Author: ross sturley cimcig

New figures show almost 100,000 of the capital’s construction workforce are from the European Union, meaning a mass exodus would slow construction in the capital to a crawl, drag labour in to the city from around the country, and push up wage costs significantly.

This picture of slower, more expensive construction, with a massive skills gap, is painted by the Mayor of London, Sadiq Khan, who warned that a loss of skilled EU workers could have a seriously detrimental effect on home building and other construction projects.

The Mayor released new figures in a report which he said "laid bare the crippling effect that Brexit could have on homebuilding in the capital". The report reveals that more than a quarter of London’s construction workforce is from the European Union – and their future in the UK will be uncertain if the government goes ahead with a 'Hard Brexit'.
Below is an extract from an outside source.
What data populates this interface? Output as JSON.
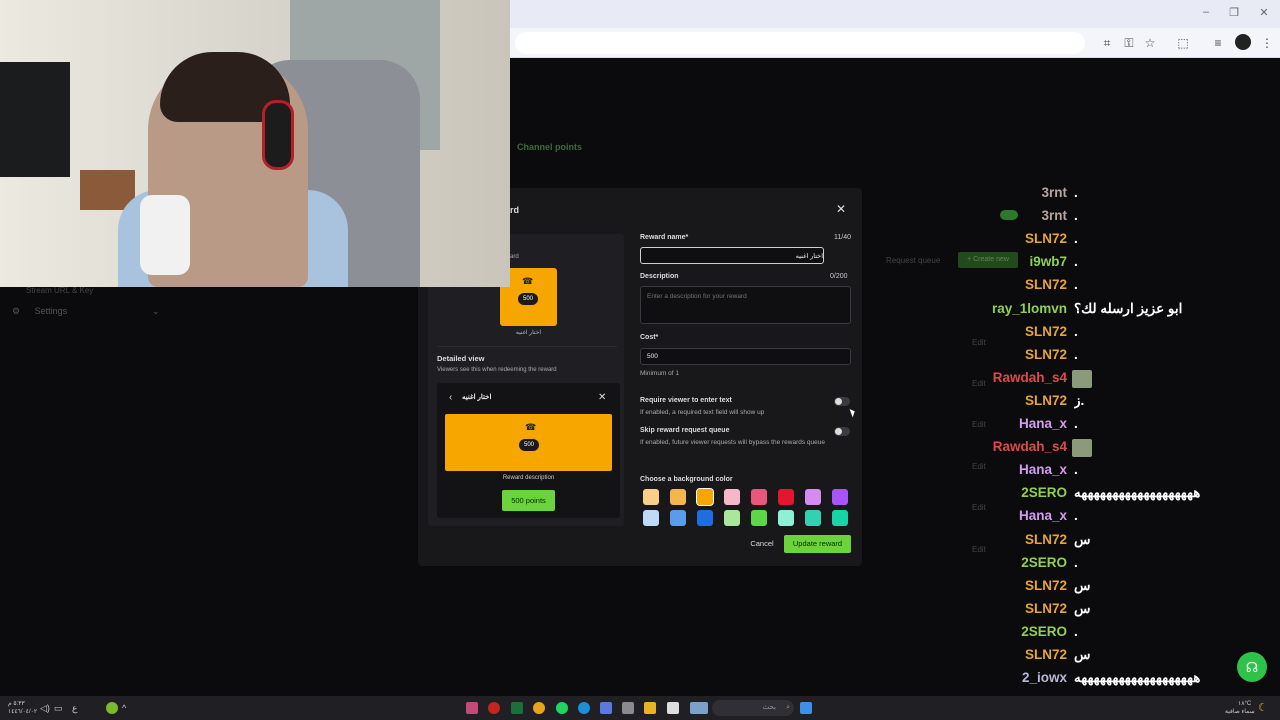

The report says that 95,000 construction workers in London come from the EU, a significant proportion of the 350,000 total who work in London’s construction sector. Only just over half are from the UK.

Other reports suggest that London needs up to an extra 13,000 new workers each year until 2021 in order to plug the skills gap and meet the additional demands on the construction industry, highlighting just how important it is for London to be able to continue to attract the talent it needs post-Brexit.

Mark Farmer, CEO of Cast Real Estate & Construction Consultancy, commented: “It’s very clear that the construction industry is far more reliant on migrant labour than anywhere else in the U.K. To safeguard against this, London will require at least short to medium term continued access to EU migrant labour and early protections given to its existing migrant workforce.

“As part of a longer term plan, the construction sector, in partnership with developers and supported by the GLA, needs to come up with a clear strategy for attracting and training more home grown talent and also developing more modern, higher productivity construction techniques which are less labour intensive, helping to future proof the industry.”